Basic needs of earthing:

 To protect human lives as well as provide safety to electrical devices and appliances from
leakage current.
 To keep voltage as constant in the healthy phase (If fault occurs on any one phase).
 To Protect Electric system and buildings form lighting.
 To serve as a return conductor in electric traction system and communication.
 To avoid the risk of fire in electrical installation systems.
Fuse: A fuse is a short piece of wire or thin strip which melts when excessive current flows
through it for sufficient time. It is inserted in series with the circuit to be protected. Under normal
operating conditions, the fuse element it at a temperature below its melting point. Therefore, it
carries the normal load current without overheating. However, when a short circuit or overload
occurs, the current through the fuse element increases beyond its rated capacity. This raises the
temperature and the fuse element melts (or blows out), disconnecting the circuit protected by it.
In this way, a fuse protects the machines and equipment from damage due to excessive currents.
It is worthwhile to note that a fuse performs both detection and interruption functions.

Circuit Breaker:
A circuit breaker is equipment which can open or close a circuit under all conditions viz. no load,
full load and fault conditions. It is so designed that it can be operated manually (or by remote
control) under normal conditions and automatically under fault conditions. For the latter
operation, a relay circuit is used with a circuit breaker. Fig. 16.1 (i) shows the parts of a typical
oil circuit breaker whereas Fig. 16.1 (ii) shows its control by a relay circuit. The circuit breaker
essentially consists of moving and fixed contacts enclosed in strong metal tank and immersed in
oil, known as transformer oil.

Under normal operating conditions, the contacts remain closed and the circuit breaker carries the
full-load current continuously. In this condition, the e.m.f. in the secondary winding of current
transformer (C.T.) is insufficient to operate the trip coil of the breaker but the contacts can be
opened (and hence the circuit can be opened) by manual or remote control. When a fault occurs,
the resulting overcurrent in the C.T. primary winding increases the secondary e.m.f. This
energises the trip coil of the breaker and moving contacts are pulled down, thus opening the
contacts and hence the circuit. The arc produced during the opening operation is quenched by the
oil. It is interesting to note that relay performs the function of detecting a fault whereas the
circuit breaker does the actual circuit interruption.
Relays
A relay is a device which detects the fault and supplies information to the breaker for circuit
interruption. Fig. 16.1 (ii) shows a typical relay circuit. It can be divided into three parts viz.
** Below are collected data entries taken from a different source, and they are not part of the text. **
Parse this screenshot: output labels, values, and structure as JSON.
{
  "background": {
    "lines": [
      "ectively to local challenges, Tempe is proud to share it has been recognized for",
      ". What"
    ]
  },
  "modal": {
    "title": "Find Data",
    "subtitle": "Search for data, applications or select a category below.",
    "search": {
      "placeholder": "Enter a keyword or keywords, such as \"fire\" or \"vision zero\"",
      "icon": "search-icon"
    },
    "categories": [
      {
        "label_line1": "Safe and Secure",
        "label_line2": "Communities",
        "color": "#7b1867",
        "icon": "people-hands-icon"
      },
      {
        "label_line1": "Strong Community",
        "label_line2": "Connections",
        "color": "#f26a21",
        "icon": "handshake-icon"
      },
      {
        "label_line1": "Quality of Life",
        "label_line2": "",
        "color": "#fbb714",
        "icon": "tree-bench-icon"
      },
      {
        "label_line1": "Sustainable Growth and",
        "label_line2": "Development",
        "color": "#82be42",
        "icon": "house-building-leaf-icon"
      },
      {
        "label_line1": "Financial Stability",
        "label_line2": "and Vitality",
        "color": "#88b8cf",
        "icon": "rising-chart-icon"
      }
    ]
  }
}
(i) The primary winding of a *current transformer (C.T.) which is connected in series with the
circuit to be protected. The primary winding often consists of the main conductor itself.

(ii) The second circuit is the secondary winding of C.T. connected to the relay operating coil.

(iii) The third circuit is the tripping circuit which consists of a source of supply, trip coil of
circuit breaker and the relay stationary contacts.

Under normal load conditions, the e.m.f. of the secondary winding of C.T. is small and the
current flowing in the relay operating coil is insufficient to close the relay contacts. This keeps
the trip coil of the circuit breaker unenergised. Consequently, the contacts of the circuit breaker
remain closed and it carries the normal load current. When a fault occurs, a large current flows
through the primary of C.T. This increases the secondary e.m.f. and hence the current through
the relay operating coil. The relay contacts are closed and the trip coil of the circuit breaker is
energised to open the contacts of the circuit breaker.